Pierre Birnbaum, Géographie de l'espoir . L'exil, les Lumières, la désassimilation, Paris, Gallimard (Collection NRF Essais) 2004

Nul n'ignore plus la différence fondamentale entre le judaïsme de l'Est de l'Europe et celui de l'Ouest.

Le premier était une civilisation, irriguant la vie publique et les institutions communautaires ; c'est en son sein que naquirent les études juives. Le second, qui bénéficia des Lumières et de l'émancipation politique des Juifs, se marqua longtemps par la mise à distance du judaïsme comme mode de vie intégral.

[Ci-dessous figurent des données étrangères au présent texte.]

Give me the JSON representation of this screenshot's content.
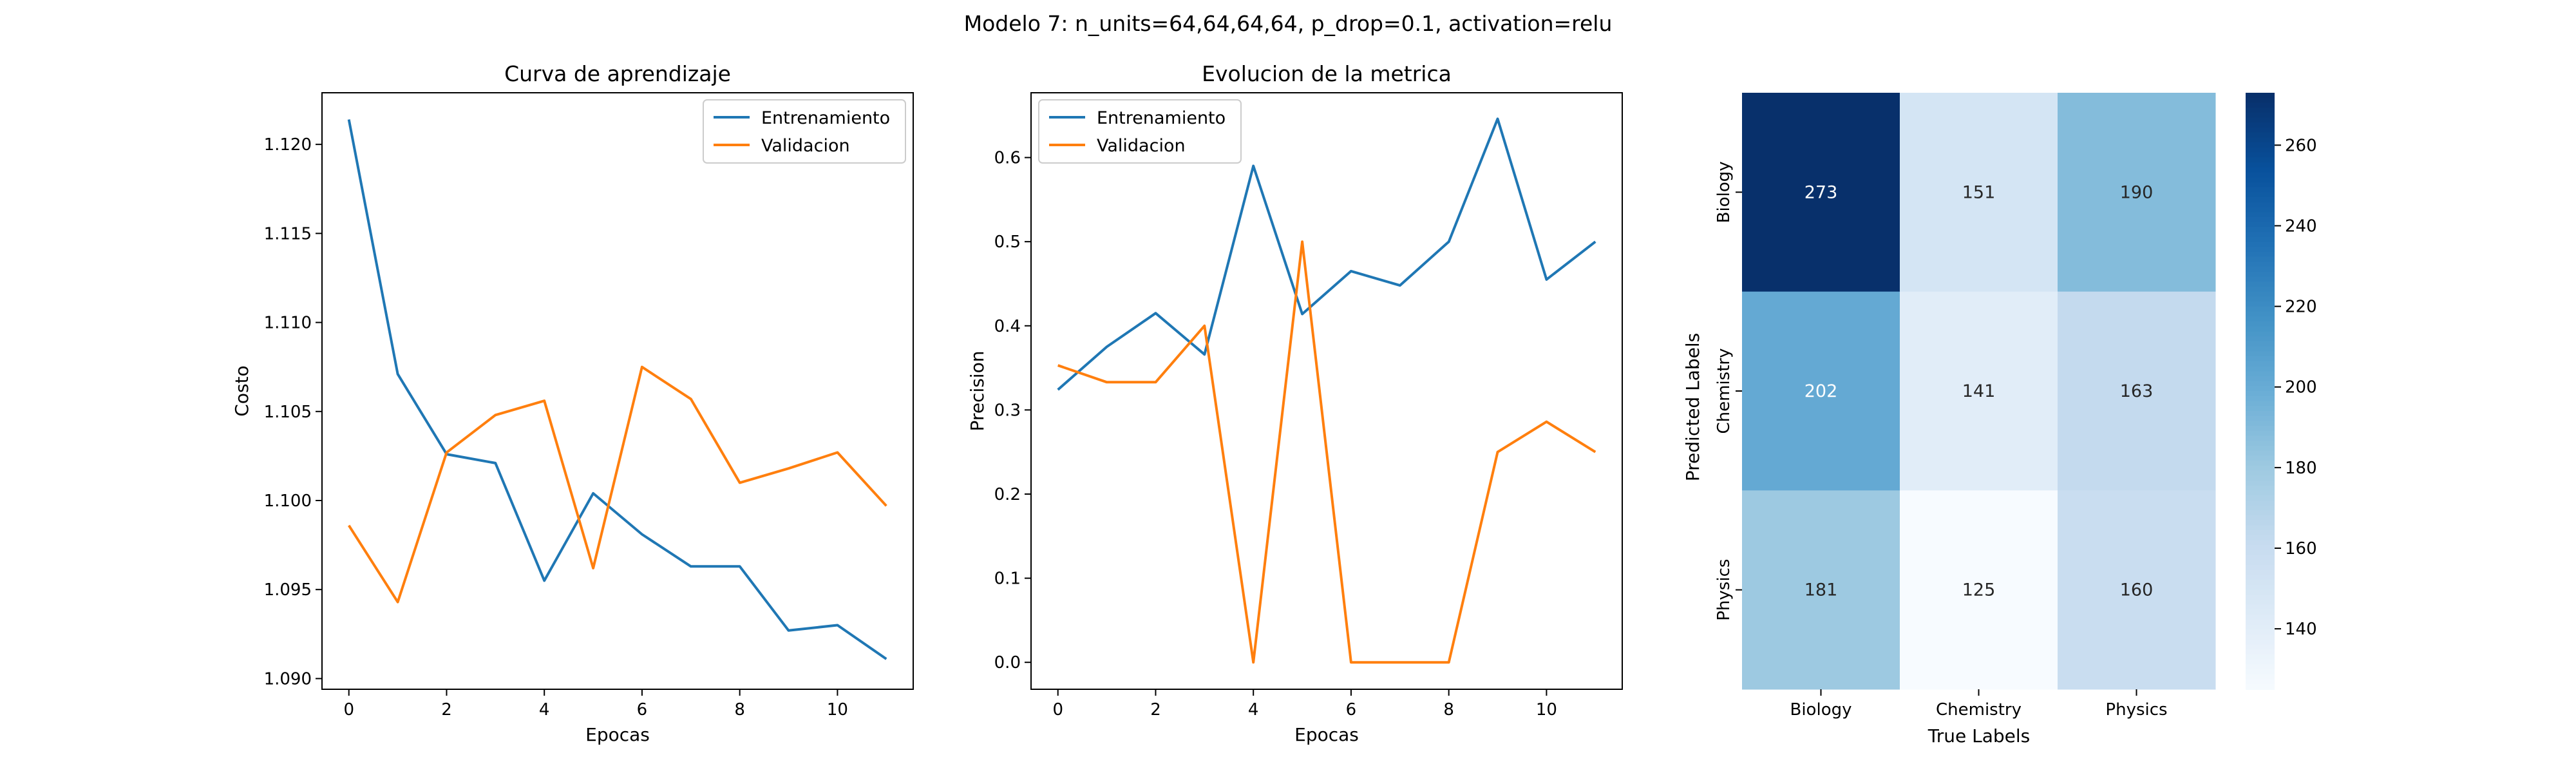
{
  "figure": {
    "suptitle": "Modelo 7: n_units=64,64,64,64, p_drop=0.1, activation=relu"
  },
  "chart_data": [
    {
      "type": "line",
      "title": "Curva de aprendizaje",
      "xlabel": "Epocas",
      "ylabel": "Costo",
      "x": [
        0,
        1,
        2,
        3,
        4,
        5,
        6,
        7,
        8,
        9,
        10,
        11
      ],
      "xticks": [
        "0",
        "2",
        "4",
        "6",
        "8",
        "10"
      ],
      "yticks": [
        "1.090",
        "1.095",
        "1.100",
        "1.105",
        "1.110",
        "1.115",
        "1.120"
      ],
      "xlim": [
        -0.55,
        11.55
      ],
      "ylim": [
        1.0894,
        1.1229
      ],
      "grid": false,
      "legend_position": "upper right",
      "series": [
        {
          "name": "Entrenamiento",
          "color": "#1f77b4",
          "values": [
            1.1214,
            1.1071,
            1.1026,
            1.1021,
            1.0955,
            1.1004,
            1.0981,
            1.0963,
            1.0963,
            1.0927,
            1.093,
            1.0911
          ]
        },
        {
          "name": "Validacion",
          "color": "#ff7f0e",
          "values": [
            1.0986,
            1.0943,
            1.1027,
            1.1048,
            1.1056,
            1.0962,
            1.1075,
            1.1057,
            1.101,
            1.1018,
            1.1027,
            1.0997
          ]
        }
      ]
    },
    {
      "type": "line",
      "title": "Evolucion de la metrica",
      "xlabel": "Epocas",
      "ylabel": "Precision",
      "x": [
        0,
        1,
        2,
        3,
        4,
        5,
        6,
        7,
        8,
        9,
        10,
        11
      ],
      "xticks": [
        "0",
        "2",
        "4",
        "6",
        "8",
        "10"
      ],
      "yticks": [
        "0.0",
        "0.1",
        "0.2",
        "0.3",
        "0.4",
        "0.5",
        "0.6"
      ],
      "xlim": [
        -0.55,
        11.55
      ],
      "ylim": [
        -0.032,
        0.677
      ],
      "grid": false,
      "legend_position": "upper left",
      "series": [
        {
          "name": "Entrenamiento",
          "color": "#1f77b4",
          "values": [
            0.324,
            0.375,
            0.415,
            0.366,
            0.59,
            0.414,
            0.465,
            0.448,
            0.5,
            0.646,
            0.455,
            0.5
          ]
        },
        {
          "name": "Validacion",
          "color": "#ff7f0e",
          "values": [
            0.353,
            0.333,
            0.333,
            0.4,
            0.0,
            0.5,
            0.0,
            0.0,
            0.0,
            0.25,
            0.286,
            0.25
          ]
        }
      ]
    },
    {
      "type": "heatmap",
      "xlabel": "True Labels",
      "ylabel": "Predicted Labels",
      "x_categories": [
        "Biology",
        "Chemistry",
        "Physics"
      ],
      "y_categories": [
        "Biology",
        "Chemistry",
        "Physics"
      ],
      "values": [
        [
          273,
          151,
          190
        ],
        [
          202,
          141,
          163
        ],
        [
          181,
          125,
          160
        ]
      ],
      "colormap": "Blues",
      "vmin": 125,
      "vmax": 273,
      "colorbar_ticks": [
        "140",
        "160",
        "180",
        "200",
        "220",
        "240",
        "260"
      ]
    }
  ]
}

Aussi, lorsque, au cours du XXe siècle, les Juifs acquièrent des positions prééminentes dans les sciences sociales, ils délaissent l'anthropologie, la sociologie ou l'histoire politique des sociétés juives passées ou contemporaines. Pourtant ressurgissent de nos jours, dans les sociétés pluralistes, des tentatives de réinventer un destin collectif, par un effort de désassimilation, comme en écho au judaïsme de l'Est de l'Europe.

Ce paradoxe se comprend qu'au prix d'un grand périple dans les sciences sociales occidentales, de l'Allemagne du XIXe siècle aux États-Unis d'aujourd'hui, en passant par la France et la Grande-Bretagne. On voit le chemin chaotique ouvert par Karl Marx, Georg Simmel et Émile David Durkheim - et que prolongent Raymond Aron, Hannah Arendt, Isaiah Berlin et Michael Walzer - croiser celui que parcourent, de leur côté, Heinrich Graetz, Simon Doubnov, Salo Baron et aujourd'hui Yosef Hayim Yerushalmi. Par beaucoup d'aspects, les études juives contemporaines se présentent comme les héritières de ces géants confrontés, au siècle passé, aux expressions les plus contrastées des Lumières comme des contre-Lumières.